On lui fit voir l’oie, on lui montra l’or qu’elle produisait, et il l’accepta, avec joie et se calma. Comme la nuit était venue, le vieillard lui proposa l’hospitalité jusqu’au lendemain matin, ce qu’il accepta, et les voilà bons amis. Il se coucha sur un tas de bruyères et de fougères sèches, au bas de la hutte, et attacha l’oie, par une ficelle, à son pied, pour qu’on ne la lui dérobât pas, car il avait remarqué que la vieille grognait et n’était pas contente.

Comme il était fatigué, il dormait profondément, malgré le vacarme que firent, toute la nuit, les fils des deux vieux, en arrivant et en repartant, et pendant son sommeil, la vieille substitua une autre oie blanche à la sienne, sans qu’il s’en aperçût.

Au point du jour, il s’éveilla et partit, en emportant une oie ordinaire, au lieu du trésor qu’il croyait posséder. Le soir, il s’arrêta dans un gros bourg, entra à la meilleure auberge et se fit servir un bon repas, comptant sur son oie pour payer son écot. Le lendemain matin, il fit encore un bon déjeuner ; puis, le moment de payer venu, il pria son oie de faire son devoir. Mais, hélas ! l’oie, au lieu de pièces d’or, ne rendit que ce que rendent d’ordinaire les oies, il vit clairement qu’on l’avait joué. Il lui fallut laisser son oie pour payer son écot.

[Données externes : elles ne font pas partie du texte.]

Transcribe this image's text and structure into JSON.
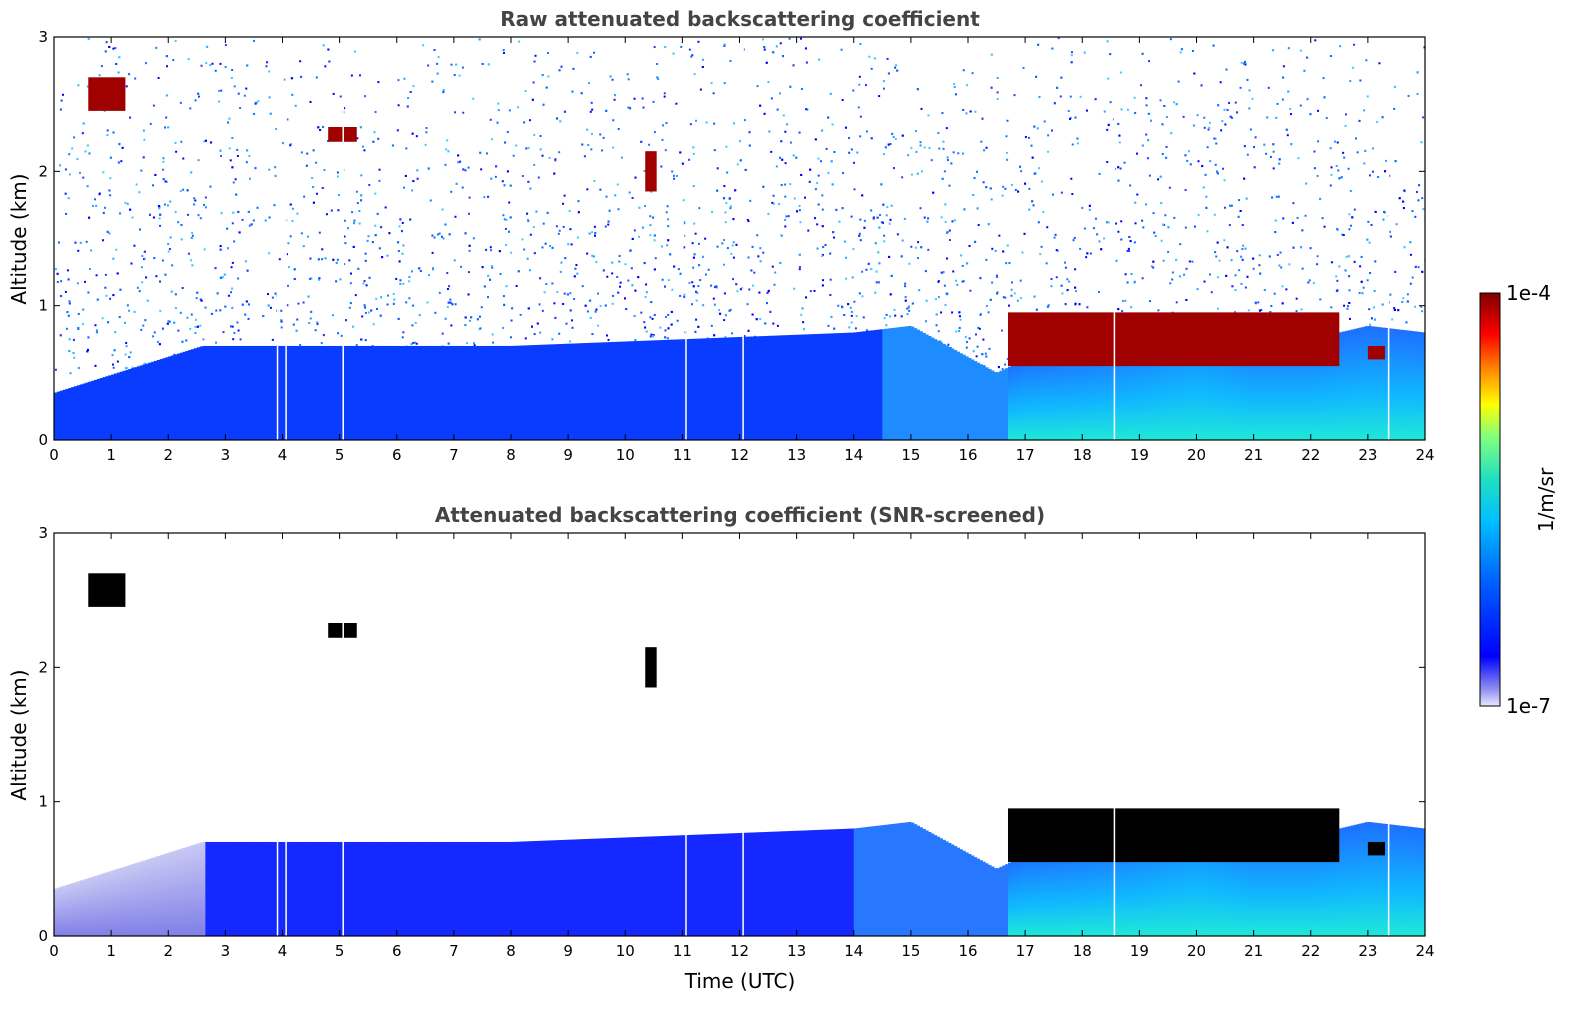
{
  "chart_data": [
    {
      "type": "heatmap",
      "title": "Raw attenuated backscattering coefficient",
      "xlabel": "",
      "ylabel": "Altitude (km)",
      "xlim": [
        0,
        24
      ],
      "ylim": [
        0,
        3
      ],
      "xticks": [
        0,
        1,
        2,
        3,
        4,
        5,
        6,
        7,
        8,
        9,
        10,
        11,
        12,
        13,
        14,
        15,
        16,
        17,
        18,
        19,
        20,
        21,
        22,
        23,
        24
      ],
      "yticks": [
        0,
        1,
        2,
        3
      ],
      "grid": false,
      "features": {
        "aerosol_layer_top_km": [
          [
            0,
            0.35
          ],
          [
            2.6,
            0.7
          ],
          [
            8,
            0.7
          ],
          [
            14,
            0.8
          ],
          [
            15,
            0.85
          ],
          [
            16.5,
            0.5
          ],
          [
            17,
            0.6
          ],
          [
            18,
            0.65
          ],
          [
            19,
            0.75
          ],
          [
            20,
            0.9
          ],
          [
            21,
            0.75
          ],
          [
            22,
            0.75
          ],
          [
            23,
            0.85
          ],
          [
            24,
            0.8
          ]
        ],
        "clouds": [
          {
            "t0": 0.6,
            "t1": 1.25,
            "z0": 2.45,
            "z1": 2.7
          },
          {
            "t0": 4.8,
            "t1": 5.3,
            "z0": 2.22,
            "z1": 2.33
          },
          {
            "t0": 10.35,
            "t1": 10.55,
            "z0": 1.85,
            "z1": 2.15
          },
          {
            "t0": 16.7,
            "t1": 22.5,
            "z0": 0.55,
            "z1": 0.95
          },
          {
            "t0": 23.0,
            "t1": 23.3,
            "z0": 0.6,
            "z1": 0.7
          }
        ],
        "data_gaps_utc": [
          3.9,
          4.05,
          5.05,
          11.05,
          12.05,
          18.55,
          23.35
        ]
      }
    },
    {
      "type": "heatmap",
      "title": "Attenuated backscattering coefficient (SNR-screened)",
      "xlabel": "Time (UTC)",
      "ylabel": "Altitude (km)",
      "xlim": [
        0,
        24
      ],
      "ylim": [
        0,
        3
      ],
      "xticks": [
        0,
        1,
        2,
        3,
        4,
        5,
        6,
        7,
        8,
        9,
        10,
        11,
        12,
        13,
        14,
        15,
        16,
        17,
        18,
        19,
        20,
        21,
        22,
        23,
        24
      ],
      "yticks": [
        0,
        1,
        2,
        3
      ],
      "grid": false
    }
  ],
  "colorbar": {
    "label": "1/m/sr",
    "max_label": "1e-4",
    "min_label": "1e-7",
    "scale": "log",
    "range": [
      1e-07,
      0.0001
    ],
    "colors": [
      "#e0e0f8",
      "#9090f0",
      "#0000ff",
      "#0060ff",
      "#00c0ff",
      "#20e0c0",
      "#80ff80",
      "#ffff00",
      "#ff8000",
      "#ff0000",
      "#800000"
    ]
  }
}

Mais il courut, furieux, à la maison du vent du nord, entra comme un ouragan, en tempêtant et en criant :

— Ah ! vieux brigand, tu m’as trompé ! Mais tu vas me le payer !

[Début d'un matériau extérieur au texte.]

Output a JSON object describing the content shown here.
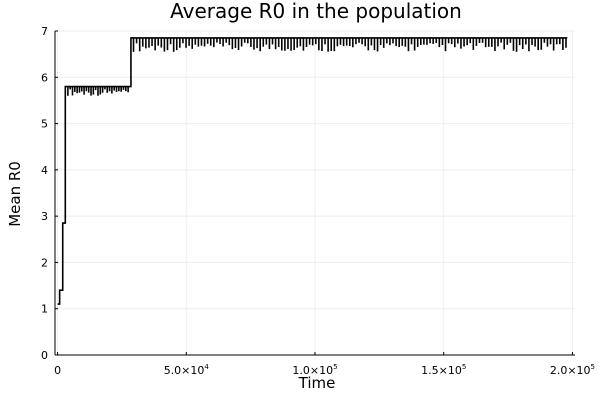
{
  "chart_data": {
    "type": "line",
    "title": "Average R0 in the population",
    "xlabel": "Time",
    "ylabel": "Mean R0",
    "xlim": [
      -1000,
      201000
    ],
    "ylim": [
      0,
      7
    ],
    "grid": true,
    "legend": "none",
    "y_ticks": [
      {
        "value": 0,
        "label": "0"
      },
      {
        "value": 1,
        "label": "1"
      },
      {
        "value": 2,
        "label": "2"
      },
      {
        "value": 3,
        "label": "3"
      },
      {
        "value": 4,
        "label": "4"
      },
      {
        "value": 5,
        "label": "5"
      },
      {
        "value": 6,
        "label": "6"
      },
      {
        "value": 7,
        "label": "7"
      }
    ],
    "x_ticks": [
      {
        "value": 0,
        "base": "0",
        "exp": ""
      },
      {
        "value": 50000,
        "base": "5.0×10",
        "exp": "4"
      },
      {
        "value": 100000,
        "base": "1.0×10",
        "exp": "5"
      },
      {
        "value": 150000,
        "base": "1.5×10",
        "exp": "5"
      },
      {
        "value": 200000,
        "base": "2.0×10",
        "exp": "5"
      }
    ],
    "series": [
      {
        "color": "#000000",
        "steps": [
          {
            "x": 0,
            "y": 1.1
          },
          {
            "x": 800,
            "y": 1.4
          },
          {
            "x": 2000,
            "y": 2.85
          },
          {
            "x": 3000,
            "y": 5.8
          },
          {
            "x": 28500,
            "y": 6.85
          },
          {
            "x": 198000,
            "y": 6.85
          }
        ],
        "dips": [
          {
            "x_start": 4000,
            "x_end": 28000,
            "spacing": 900,
            "depth": [
              5.6,
              5.75
            ]
          },
          {
            "x_start": 29500,
            "x_end": 197500,
            "spacing": 1200,
            "depth": [
              6.55,
              6.75
            ]
          }
        ]
      }
    ]
  }
}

Et il s’avança vers le vieillard, le bâton levé, en criant :

— Tu m’as trompé, méchant vieillard ! Je vais t’en punir !

— Calmez-vous, mon enfant, répondit tranquillement le vieillard ; si vous avez été trompé, ce n’est pas par moi. Si ce n’est toi, c’est donc ta coquine de femme qui m’aura dérobé l’oie pendant mon sommeil.

— Calmez-vous vous dis-je, et je vous dédommagerai de manière à ce que vous ne regrettiez pas l’oie perdue.

— Que me donnerez-vous à la place ?

— J’ai bien là un bâton qui a cela de particulier que, lorsque la personne qui le tient à la main lui dit : « Bâton, fais ton devoir ! » le bâton se jette sur la personne ou l’animal qu’on lui désigne, et ne cesse de frapper que quand on lui dit : « Bâton, dans ma main ! » et alors il revient de lui-même dans la main de son maître. Veux tu que je te donne ce bâton ?

— Oui, avec lui je saurai me faire rendre l’oie que l’on m’a volée, et me faire craindre et obéir, partout où j’irai. Le vieillard lui donna le bâton, et l’invita à passer encore la nuit sous son toit.

En se couchant, Louarn plaça le bâton sous sa tête et ne dormit pas, cette fois, car le repas avait été frugal, et, de plus, il se défiait un peu de ses hôtes.